Of course this does happen, sometimes. But the notion that we must sit in the pews, constantly judging our priests in our distraction, is also unCatholic and unChristian. If the priest is determined to go to Hell, there is little we can do to stop him. We need not follow him there with our imprecations.
Meanwhile, I pass along the counsel from many who endured something much like desolation, through decades of the “deforms” after Vatican II; which seem to be returning under the current pontificate. It is best expressed in the colloquial: “Don’t let the bastards drive you out of the Church.” Nor yourself abandon, to their misery, your fellow faithful. Bad priests come and go, for all they may tarry, but the Church will endure. And things are worse in Aleppo.
Priests (or even bishops) preaching heresy and rot is much more common, these days. And this is worth the occasional public confrontation, in which, incidentally, one is likely to lose. In the short term, however, one can tune the homily out, by tuning in the Rosary. One may follow the Missal, whatever the priest is doing. While avoiding the kind of ostentatious deportment that will alienate the laity around you.

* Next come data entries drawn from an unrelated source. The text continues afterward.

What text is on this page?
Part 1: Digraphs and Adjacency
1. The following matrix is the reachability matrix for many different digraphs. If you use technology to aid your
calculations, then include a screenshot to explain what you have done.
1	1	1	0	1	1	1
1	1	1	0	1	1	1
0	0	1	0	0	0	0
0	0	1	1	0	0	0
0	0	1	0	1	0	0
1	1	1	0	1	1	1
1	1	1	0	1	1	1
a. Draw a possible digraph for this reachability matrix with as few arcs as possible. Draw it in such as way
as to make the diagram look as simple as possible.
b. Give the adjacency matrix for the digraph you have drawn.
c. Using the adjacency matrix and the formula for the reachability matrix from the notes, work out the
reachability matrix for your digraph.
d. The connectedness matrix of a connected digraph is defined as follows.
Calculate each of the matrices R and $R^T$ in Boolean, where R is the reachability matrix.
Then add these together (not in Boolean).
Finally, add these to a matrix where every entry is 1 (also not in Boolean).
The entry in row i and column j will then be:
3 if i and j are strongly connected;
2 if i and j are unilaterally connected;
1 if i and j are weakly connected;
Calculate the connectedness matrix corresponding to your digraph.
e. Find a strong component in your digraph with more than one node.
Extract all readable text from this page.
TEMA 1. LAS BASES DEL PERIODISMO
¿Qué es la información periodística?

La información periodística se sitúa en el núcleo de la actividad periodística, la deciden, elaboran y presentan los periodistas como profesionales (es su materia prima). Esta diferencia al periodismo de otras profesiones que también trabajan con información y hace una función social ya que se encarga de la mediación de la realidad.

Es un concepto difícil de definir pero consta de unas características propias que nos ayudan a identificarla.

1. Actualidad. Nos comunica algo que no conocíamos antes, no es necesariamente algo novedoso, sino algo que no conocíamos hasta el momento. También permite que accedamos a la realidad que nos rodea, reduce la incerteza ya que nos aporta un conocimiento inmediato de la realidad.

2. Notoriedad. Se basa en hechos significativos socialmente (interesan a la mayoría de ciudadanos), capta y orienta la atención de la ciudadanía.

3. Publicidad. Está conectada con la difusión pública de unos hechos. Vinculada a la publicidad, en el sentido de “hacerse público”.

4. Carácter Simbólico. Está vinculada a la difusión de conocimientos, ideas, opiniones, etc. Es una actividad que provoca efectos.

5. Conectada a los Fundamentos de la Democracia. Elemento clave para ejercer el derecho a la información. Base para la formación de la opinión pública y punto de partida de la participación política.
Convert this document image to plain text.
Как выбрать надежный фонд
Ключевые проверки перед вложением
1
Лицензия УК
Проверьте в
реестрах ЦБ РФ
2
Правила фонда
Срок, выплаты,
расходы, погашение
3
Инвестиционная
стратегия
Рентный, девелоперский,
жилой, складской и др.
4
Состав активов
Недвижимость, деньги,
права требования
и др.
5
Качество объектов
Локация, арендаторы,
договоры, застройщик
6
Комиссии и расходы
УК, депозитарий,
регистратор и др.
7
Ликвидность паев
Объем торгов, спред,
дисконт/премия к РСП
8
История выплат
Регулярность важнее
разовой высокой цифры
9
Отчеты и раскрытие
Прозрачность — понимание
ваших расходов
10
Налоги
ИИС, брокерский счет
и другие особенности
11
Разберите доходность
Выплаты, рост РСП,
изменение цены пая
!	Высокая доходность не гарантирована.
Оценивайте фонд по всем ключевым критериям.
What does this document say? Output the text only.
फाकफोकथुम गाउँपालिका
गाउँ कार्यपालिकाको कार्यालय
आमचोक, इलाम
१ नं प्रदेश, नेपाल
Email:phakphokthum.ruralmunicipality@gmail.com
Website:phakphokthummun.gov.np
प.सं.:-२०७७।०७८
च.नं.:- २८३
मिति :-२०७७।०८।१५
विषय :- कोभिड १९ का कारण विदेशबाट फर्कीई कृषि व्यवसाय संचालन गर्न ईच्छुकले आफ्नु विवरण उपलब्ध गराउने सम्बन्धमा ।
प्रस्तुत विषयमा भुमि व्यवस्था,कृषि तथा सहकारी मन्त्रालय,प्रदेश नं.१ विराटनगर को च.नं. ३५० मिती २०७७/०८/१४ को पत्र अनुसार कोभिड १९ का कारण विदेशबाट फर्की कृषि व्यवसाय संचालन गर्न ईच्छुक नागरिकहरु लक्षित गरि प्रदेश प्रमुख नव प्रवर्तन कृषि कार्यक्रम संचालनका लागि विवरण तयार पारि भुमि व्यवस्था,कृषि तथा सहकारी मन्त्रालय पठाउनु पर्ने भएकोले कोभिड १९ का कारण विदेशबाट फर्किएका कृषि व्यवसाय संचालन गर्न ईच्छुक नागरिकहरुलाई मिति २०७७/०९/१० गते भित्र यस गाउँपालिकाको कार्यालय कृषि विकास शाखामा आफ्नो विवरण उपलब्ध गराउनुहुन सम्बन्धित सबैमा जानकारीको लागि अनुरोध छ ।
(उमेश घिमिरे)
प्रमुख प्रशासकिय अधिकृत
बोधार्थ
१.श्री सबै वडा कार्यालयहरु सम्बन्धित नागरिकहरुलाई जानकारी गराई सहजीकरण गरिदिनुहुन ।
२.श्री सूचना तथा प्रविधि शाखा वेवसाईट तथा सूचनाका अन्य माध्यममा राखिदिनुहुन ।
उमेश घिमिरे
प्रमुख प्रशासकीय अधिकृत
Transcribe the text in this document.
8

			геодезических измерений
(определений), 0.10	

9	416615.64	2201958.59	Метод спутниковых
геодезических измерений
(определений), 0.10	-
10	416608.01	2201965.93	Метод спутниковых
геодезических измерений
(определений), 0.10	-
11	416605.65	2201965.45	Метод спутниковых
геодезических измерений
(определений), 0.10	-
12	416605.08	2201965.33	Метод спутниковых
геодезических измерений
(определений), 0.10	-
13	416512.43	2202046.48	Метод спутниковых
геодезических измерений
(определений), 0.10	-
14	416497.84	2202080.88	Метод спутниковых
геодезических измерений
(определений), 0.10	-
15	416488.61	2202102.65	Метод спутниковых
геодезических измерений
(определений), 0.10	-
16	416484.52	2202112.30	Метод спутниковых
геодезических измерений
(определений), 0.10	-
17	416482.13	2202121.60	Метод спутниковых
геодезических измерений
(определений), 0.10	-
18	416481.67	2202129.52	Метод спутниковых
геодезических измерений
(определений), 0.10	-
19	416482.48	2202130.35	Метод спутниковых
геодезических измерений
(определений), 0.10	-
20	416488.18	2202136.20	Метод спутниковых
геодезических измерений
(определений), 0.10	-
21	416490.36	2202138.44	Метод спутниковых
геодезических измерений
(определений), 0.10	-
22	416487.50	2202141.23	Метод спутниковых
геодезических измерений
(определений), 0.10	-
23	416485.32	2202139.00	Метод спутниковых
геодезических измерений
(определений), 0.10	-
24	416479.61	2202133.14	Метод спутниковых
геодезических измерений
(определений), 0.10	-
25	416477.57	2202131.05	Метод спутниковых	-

The rules are as Cardinal Burke explains: to transmit one’s dubia first in private, then in public only if that does no good. Only thereafter should one take it over the errant’s head. The rules for just engagement in war are similar. Even a declaration of war should be delivered with civility and politeness and the proper ceremony; and collateral damage ought to be avoided.
*
The same holds, I have come to think, by analogy in the rest of life. People do things that are bad. Or so I allege, backed by the weight of Scripture and Tradition. I have seen examples of very bad. I have seen more examples of bad masquerading as good: by people who have convinced themselves (if they really have) that their bad behaviour, their evil plans, somehow can be justified. It is by their fruits we know them.
So deeply ingrained is the human moral sense, that some attempt at self-vindication is likely to be made, even by the babbling insane. But seldom is there any puzzle, and if one follows the plot with modest attention one need not be vexed. For by the time an action needs to be condemned, and resisted, no subtlety is left. Nor need one be hot-headed in response to the crime. The malefactor will have gone out of his way to make the situation clear: the universe is so constructed that he has no choice. His pretence of goodness is ludicrous. His casuistry becomes self-satirizing. He is beyond kindly admonishment now.
We suffer sometimes from sensory deprivation. And yet this moral sense is so powerful, that the loss of sight and hearing — of smell, taste, or even touch — can hardly impair it. Too, it engages with all the other senses, when they are functioning; and I would not say only with these five because we have many more than five senses. (Indeed, scientistic materialism attempts to undercut this knowledge, by restricting the field; but this is a topic for many other days.)
My point for today is only that scrupulosity — one of the temptations in religious as in social life — can be safely forsaken. As the law once recognized, there is nothing ambiguous in an act of bad faith; and as Christians should know, Christ would not put us in that situation, where we must judge fine points beyond our ken. Moreover, as in the Mass, He is there when called upon. Faith is faith.